We talk to Amira* about escaping domestic violence to give her four children a better life
Amira lives in a nice, unassuming home in South Auckland, with her four children age 10, 7, 2 and 16 months. The sunny house is full of joy, and her cousin is her neighbour. No one would guess that just a year ago, Amira was locked into what she says was a cycle of domestic abuse and depression. She felt she had nowhere to go.
“I left my husband once, but I went back because I couldn’t see how I could look after my children without him,” explains Amira, who emigrated from Fiji with her family when she was just 17-years-old. “The main issue was money. I didn’t know how to handle money because my dad, and then my husband had always done it for me. I had no transport and I didn’t know how to talk to people. I didn’t know how to ask for help.”
Amira was referred to FSM by WINZ, and assigned Maria as her case worker.
“Maria taught me how to stand up for myself. If it wasn’t for Family Start, I wouldn’t be here now.”
Family Start helped Amira get her first bank account, and explained how credit cards work, how to claim benefits and what help she was entitled to. Maria went with Amira to her WINZ meetings and slowly Amira learned that support was available and how to ask for it. FSM also organised counselling.
“I left my husband, but he kept coming back to our flat. Maria helped me with the police, and now there is a protection order against him,” says Amira.
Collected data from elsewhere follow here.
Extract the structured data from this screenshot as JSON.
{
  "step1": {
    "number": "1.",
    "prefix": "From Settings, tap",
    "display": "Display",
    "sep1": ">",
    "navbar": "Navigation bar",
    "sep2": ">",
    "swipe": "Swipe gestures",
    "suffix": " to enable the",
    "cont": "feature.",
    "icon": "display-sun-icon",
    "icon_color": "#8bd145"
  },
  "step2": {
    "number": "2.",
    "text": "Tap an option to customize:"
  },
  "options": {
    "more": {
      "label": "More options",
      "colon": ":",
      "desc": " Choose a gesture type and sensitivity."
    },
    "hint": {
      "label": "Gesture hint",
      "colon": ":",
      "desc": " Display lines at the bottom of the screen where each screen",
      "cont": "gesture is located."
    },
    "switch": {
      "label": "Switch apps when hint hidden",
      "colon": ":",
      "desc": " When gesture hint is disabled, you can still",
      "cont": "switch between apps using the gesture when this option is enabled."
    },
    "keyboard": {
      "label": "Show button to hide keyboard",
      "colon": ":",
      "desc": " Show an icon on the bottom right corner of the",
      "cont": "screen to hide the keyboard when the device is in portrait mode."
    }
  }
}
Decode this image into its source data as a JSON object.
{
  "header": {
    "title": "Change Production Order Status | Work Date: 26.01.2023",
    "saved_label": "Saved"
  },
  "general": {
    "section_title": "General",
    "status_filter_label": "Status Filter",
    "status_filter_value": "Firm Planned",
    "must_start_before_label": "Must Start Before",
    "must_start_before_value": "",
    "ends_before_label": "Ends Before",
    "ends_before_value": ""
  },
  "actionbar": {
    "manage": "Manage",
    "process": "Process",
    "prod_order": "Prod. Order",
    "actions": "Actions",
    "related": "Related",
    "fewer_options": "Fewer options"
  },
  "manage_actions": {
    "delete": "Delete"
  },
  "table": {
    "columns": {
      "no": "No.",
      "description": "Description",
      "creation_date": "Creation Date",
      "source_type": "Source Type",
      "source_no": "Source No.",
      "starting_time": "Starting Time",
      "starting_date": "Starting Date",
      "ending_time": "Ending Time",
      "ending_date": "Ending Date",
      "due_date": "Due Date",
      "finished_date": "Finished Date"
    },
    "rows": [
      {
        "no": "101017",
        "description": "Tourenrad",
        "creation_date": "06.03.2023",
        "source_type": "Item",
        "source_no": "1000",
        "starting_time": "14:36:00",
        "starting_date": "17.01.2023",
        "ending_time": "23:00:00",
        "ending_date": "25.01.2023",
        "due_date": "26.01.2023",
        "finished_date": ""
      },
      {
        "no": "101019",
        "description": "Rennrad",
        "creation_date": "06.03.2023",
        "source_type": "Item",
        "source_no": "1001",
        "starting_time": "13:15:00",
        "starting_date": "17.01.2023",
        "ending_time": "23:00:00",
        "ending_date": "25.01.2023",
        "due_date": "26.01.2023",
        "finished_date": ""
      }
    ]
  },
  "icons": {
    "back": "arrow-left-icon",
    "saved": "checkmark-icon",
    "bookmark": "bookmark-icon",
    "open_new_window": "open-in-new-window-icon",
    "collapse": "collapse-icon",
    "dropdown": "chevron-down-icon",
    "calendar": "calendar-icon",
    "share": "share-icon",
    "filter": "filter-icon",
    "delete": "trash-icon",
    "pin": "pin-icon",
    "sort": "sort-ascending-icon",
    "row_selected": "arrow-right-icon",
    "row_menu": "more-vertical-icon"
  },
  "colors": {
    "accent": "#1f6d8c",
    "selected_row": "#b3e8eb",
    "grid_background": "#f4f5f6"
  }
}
However, taking control of the family finances and leaving her husband wasn’t enough. They were still stuck in a two-bedroom flat, with nowhere for the children to play, and a 25-minute walk to a school the older children didn’t like.
“It was hard to get to school. It was hard to do anything,” Amira says, admitting she was still suffering from depression. But with Maria’s support and the help of counselling, Amira was able to source a new, four-bedroom home close to a mosque, a good school, a shopping centre and her family.
“I felt so alone in the old house, now I have great people close by and my mum comes to stay with me. The children are so much happier – now they’re up at 7.30am and ready to go to school.”
She also enrolled for the Incredible Years parenting course at FSM, and said it changed her whole approach to being a mum.
“Everything seemed too hard before. Then on the course I met women who were only 23 with four or five children,” says Amira. “I thought, if they can parent their children so can I. Now I take all four of them to Pack and Save, and it’s fun.”
Amira, who is planning to learn to drive and take a course to be a pastry chef, urges any woman in a violent relationship to seek help, even if they can’t see where they might turn.
“I say to any woman I meet like me you can’t sit in the house and do nothing. You don’t want sympathy, you’re big enough and you have your own children to look after. You must speak out. Call Family Start and they will support you, they will get the help you need,” she says.
“I was afraid to move on with my life. I was afraid to deal with this stuff. I didn’t know how and I’m not an educated woman. But look, I’m here, and I’m doing it. So can everyone else.”